Seriously, I know you want to. You see my baby in the grocery store with no socks on, and you can't bear to think of his precious-wecious little tootsies getting cold, or a brief glint of sun makes him squint his eyes and you feel compelled to warn me about the dangers of daylight on babies, but don't. Bite your tongue. Walk away. Get your own baby.
Or, say you have your own baby, and one of your baby's friends' mommies tells you about how she does something that you think is wrong, because you read in this one child-rearing book that it was bad, bad, bad, bad. Zip it. Feel free to formulate a really good argument as to what she should do differently, then keep it to yourself. If you must, tell your spouse/partner/cat/tolerant child-free friend after the baby is in bed. Don't tell the other mommies of your baby's friends. Don't tell other parents you know. Don't write about it on Facebook. If you do, the chances are you will run into a friend that does exactly the same thing, and you may start hearing less from them. And you can't afford to lose any friends! For goodness sake, they started dropping like flies once you stopped hanging out in bars, you want to risk offending the few that still take your calls?

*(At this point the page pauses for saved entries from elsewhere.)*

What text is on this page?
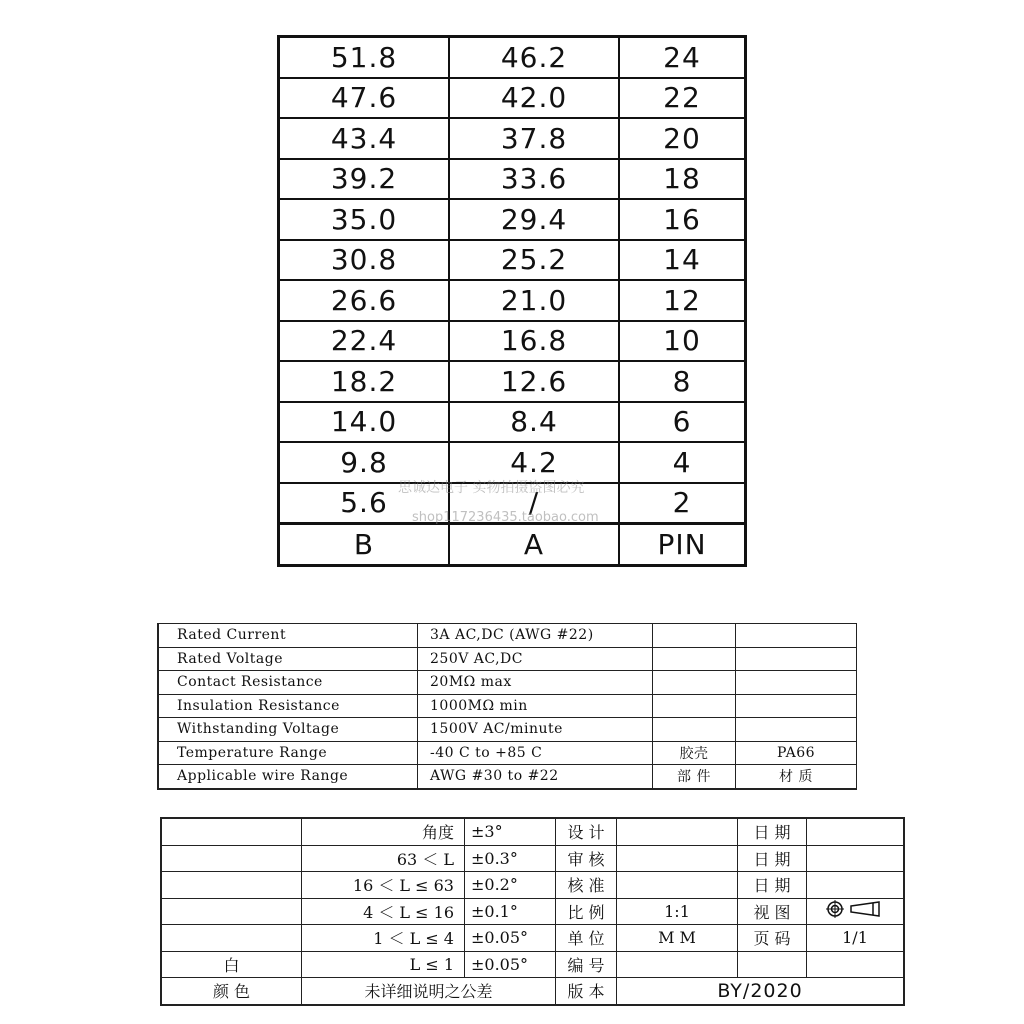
51.8	46.2	24
47.6	42.0	22
43.4	37.8	20
39.2	33.6	18
35.0	29.4	16
30.8	25.2	14
26.6	21.0	12
22.4	16.8	10
18.2	12.6	8
14.0	8.4	6
9.8	4.2	4
5.6	/	2
B	A	PIN
思诚达电子 实物拍摄盗图必究
shop117236435.taobao.com
Rated Current	3A AC,DC (AWG #22)		
Rated Voltage	250V AC,DC		
Contact Resistance	20MΩ max		
Insulation Resistance	1000MΩ min		
Withstanding Voltage	1500V AC/minute		
Temperature Range	-40 C to +85 C	胶壳	PA66
Applicable wire Range	AWG #30 to #22	部 件	材 质
	角度	±3°	设 计		日 期	
	63 ＜ L	±0.3°	审 核		日 期	
	16 ＜ L ≤ 63	±0.2°	核 准		日 期	
	4 ＜ L ≤ 16	±0.1°	比 例	1:1	视 图	
	1 ＜ L ≤ 4	±0.05°	单 位	M M	页 码	1/1
白	L ≤ 1	±0.05°	编 号			
颜 色	未详细说明之公差		版 本	BY/2020		
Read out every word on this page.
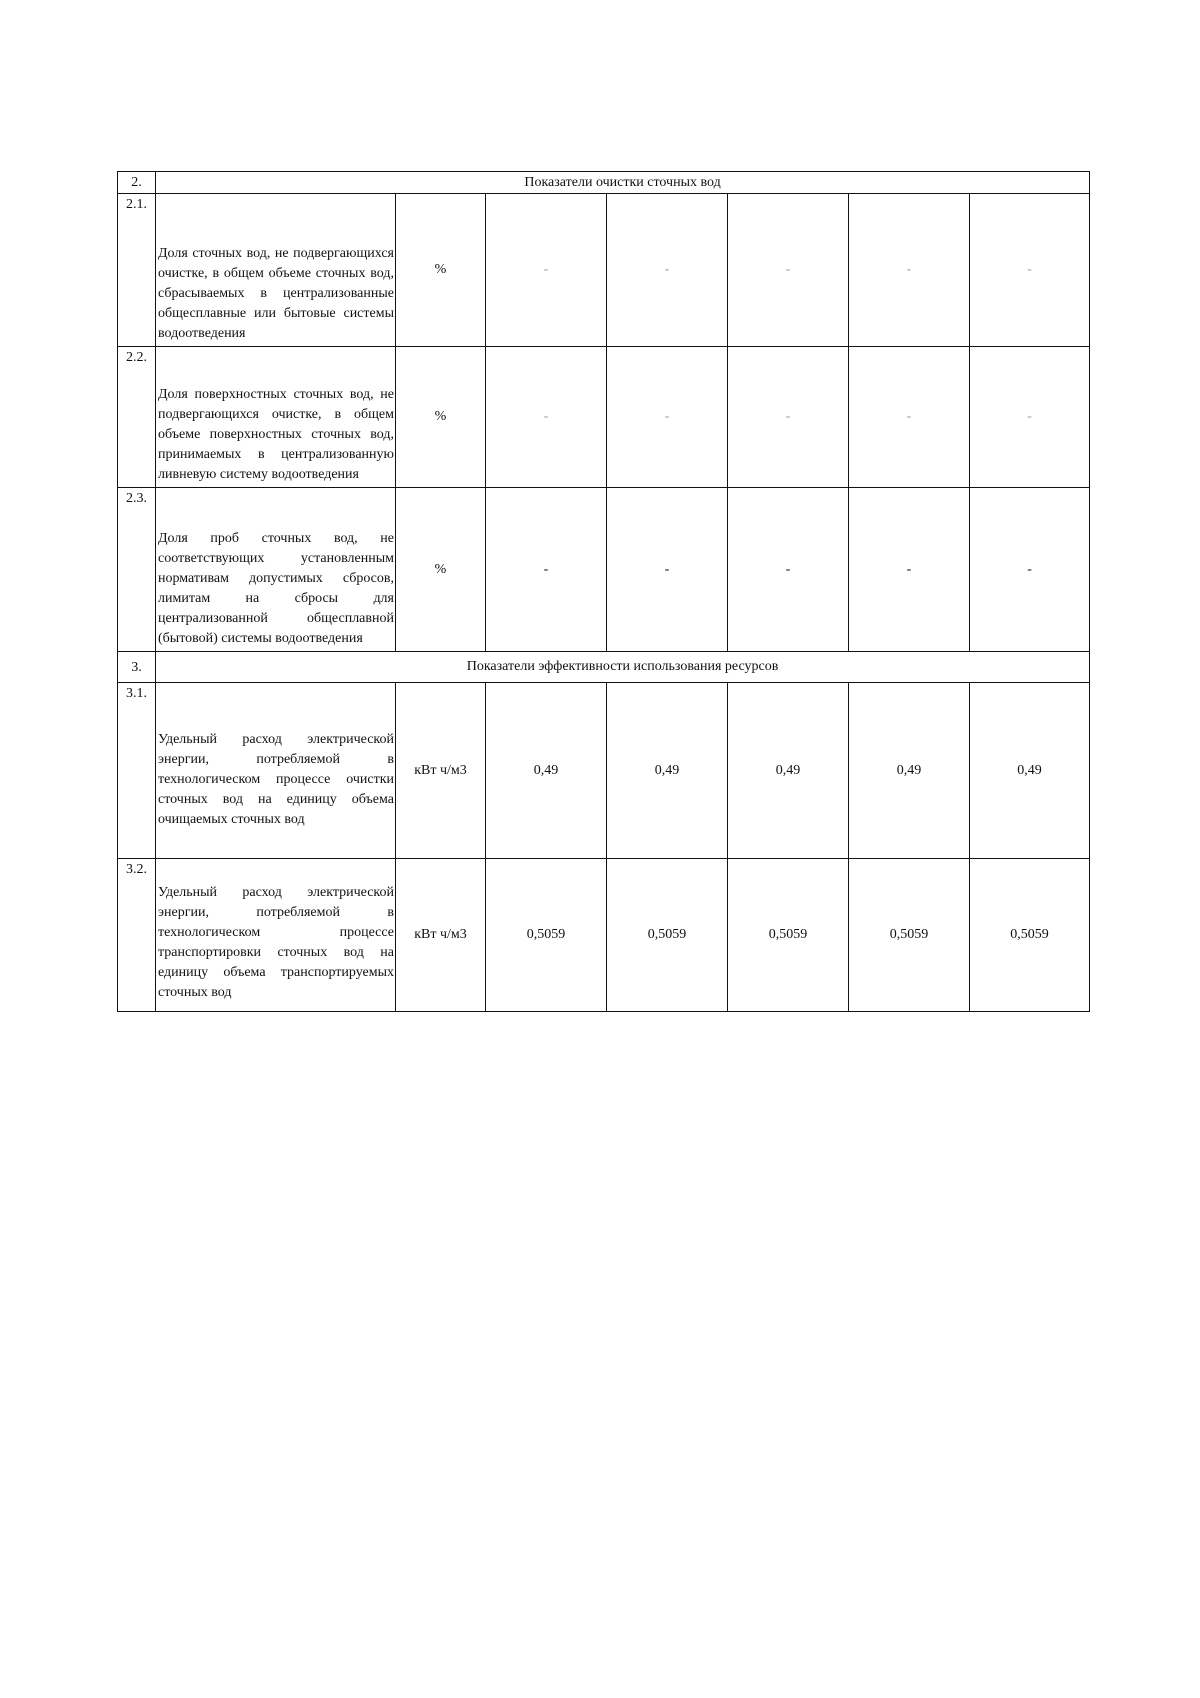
2.	Показатели очистки сточных вод						
2.1.	Доля сточных вод, не подвергающихся очистке, в общем объеме сточных вод, сбрасываемых в централизованные общесплавные или бытовые системы водоотведения	%	-	-	-	-	-
2.2.	Доля поверхностных сточных вод, не подвергающихся очистке, в общем объеме поверхностных сточных вод, принимаемых в централизованную ливневую систему водоотведения	%	-	-	-	-	-
2.3.	Доля проб сточных вод, не соответствующих установленным нормативам допустимых сбросов, лимитам на сбросы для централизованной общесплавной (бытовой) системы водоотведения	%	-	-	-	-	-
3.	Показатели эффективности использования ресурсов						
3.1.	Удельный расход электрической энергии, потребляемой в технологическом процессе очистки сточных вод на единицу объема очищаемых сточных вод	кВт ч/м3	0,49	0,49	0,49	0,49	0,49
3.2.	Удельный расход электрической энергии, потребляемой в технологическом процессе транспортировки сточных вод на единицу объема транспортируемых сточных вод	кВт ч/м3	0,5059	0,5059	0,5059	0,5059	0,5059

I won't even be specific about all the things I've seen that make me clutch my pearls in horror, but I'm sure that I do my own share of shocking and appalling the mommy masses. To each his own. If I think you look a fool for dressing like a hood rat in the suburbs or sporting an ironic mustache (so 2001!), reading a Kindle or wearing flip-flops in the winter, I'll say it. But your baby, and the way you raise him or her, is perfect.* And that's all you'll hear me say. From now on.
*With the exceptions of violence, neglect and verbal abuse, of course. These happens all too often, are very serious and should be reported.